I just finished my coop (under Standard Coops> Shed Transformation) and took possession of my first two hens. The I get an email from someone who has to let their small flock go (5 hens). I would like to help, but am worried about crowding. My indoor coop is basically 4x4, with three nest boxes, and the outside screened run is 8x12. Can I have 7 chickens without harm? The nesting boxes are outside the 4.4 footprint...

Thanks


----------



## Apyl

They would be crowded and you would most likely have issues. Inside your coop is only 16 sq ft, that is really only enough for 5 birds tops, now the run is 96 sq ft and good enough for 9 birds if you don't free range. In my opinion.


----------



## Bee

I would say that coop is only big enough..barely..for 2 chickens. You've got to account for the times the birds are actually confined to the coop space such as winter months, training purposes, emergencies when they cannot be let out. Most advise a 4sf rule for coops but if confined to a coop and run, I'd err even on the side of more space than that. 

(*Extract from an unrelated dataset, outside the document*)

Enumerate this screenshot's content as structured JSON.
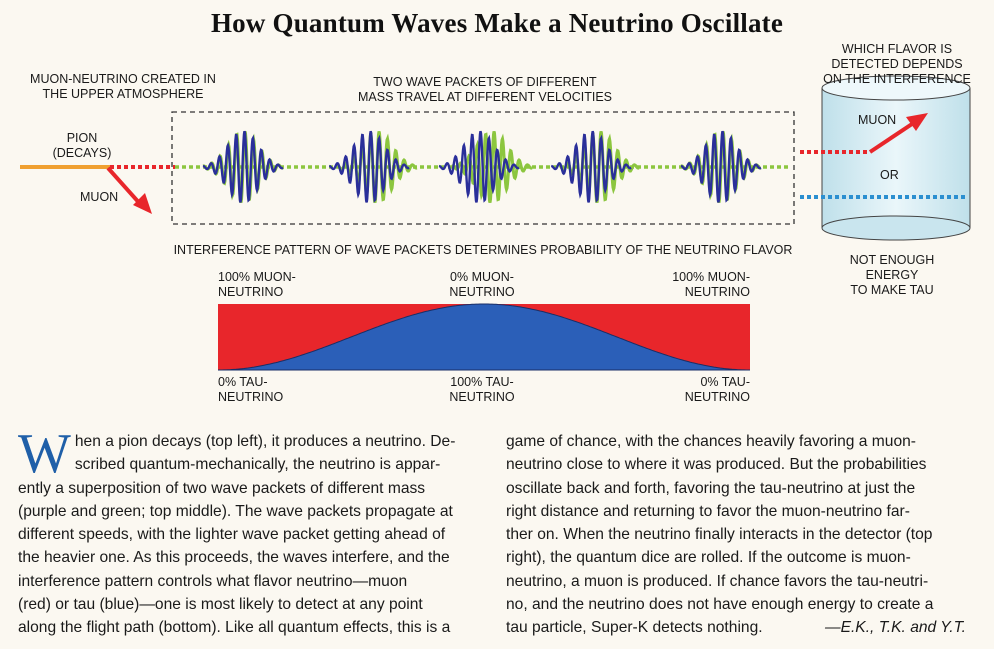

Even with a run, the coop is the main concern..it's where they roost, lay and shelter the most and so it has to be spacious and well ventilated, with adequate floor space and roosting space for all birds. I can't see 4x4ft of space holding more than 2 birds comfortably and without issues.


----------



## jennifer

Agreed I give a good 5 ft per bird. If you were unable for some reason to let them out and they had to stay inside it would be best.. Things can happen an we all want happy healthy birds..:0)


----------



## Apyl

I calculate 3 sq ft per bird inside the coop. I have found this to be just fine for us.


----------



## mselainey

Apyl said:


> They would be crowded and you would most likely have issues. Inside your coop is only 16 sq ft, that is really only enough for 5 birds tops, now the run is 96 sq ft and good enough for 9 birds if you don't free range. In my opinion.

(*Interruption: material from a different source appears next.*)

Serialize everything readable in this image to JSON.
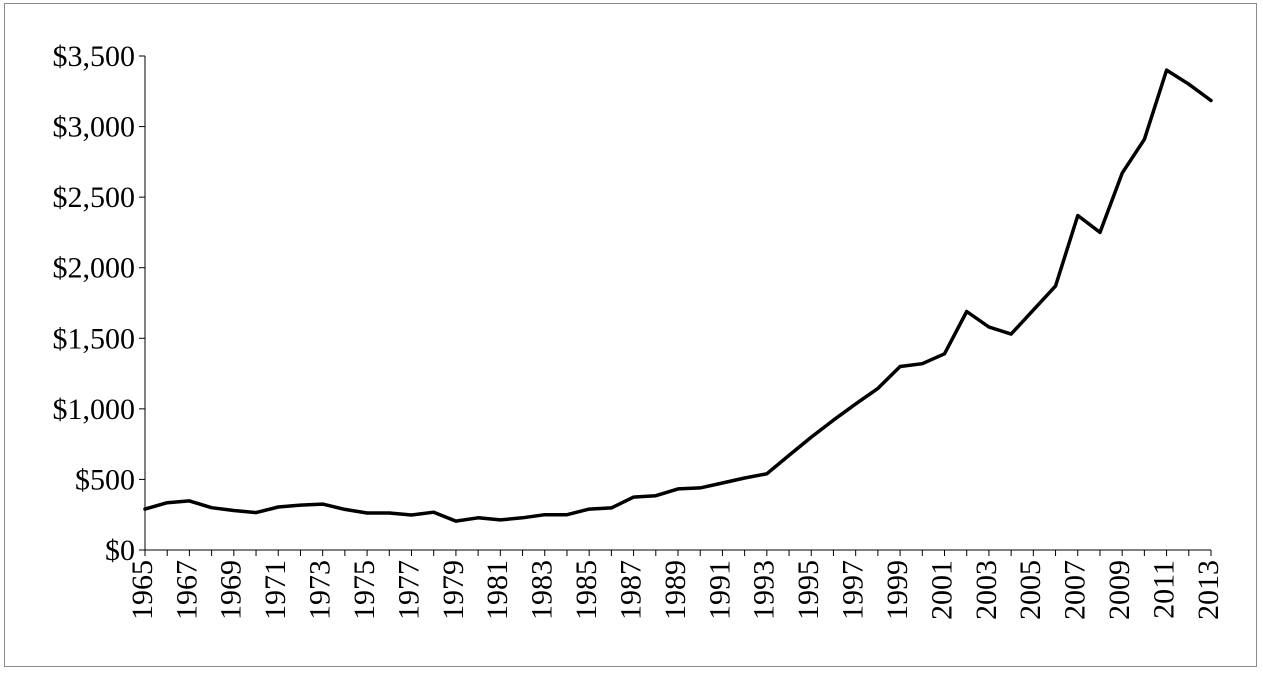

After my two new ones are settled in, they will free range in the yard. (half an acre plus). I am looking at the shed and trying to figure out how to explain to my husband that I really want the WHOLE thing for the girls... and garden tools will just have to move. <<<grin>>>


----------



## myothernewname

I have the same issue. I had 5 hens in a 4W x 6L x 5H coop with a 6 x 14 run. Then a neighbor had to get rid of her 5 hens. They bickered and complained for about two weeks. I only had two laying boxes so I added another and then added another perch. Now they are all buddies and laying good.


----------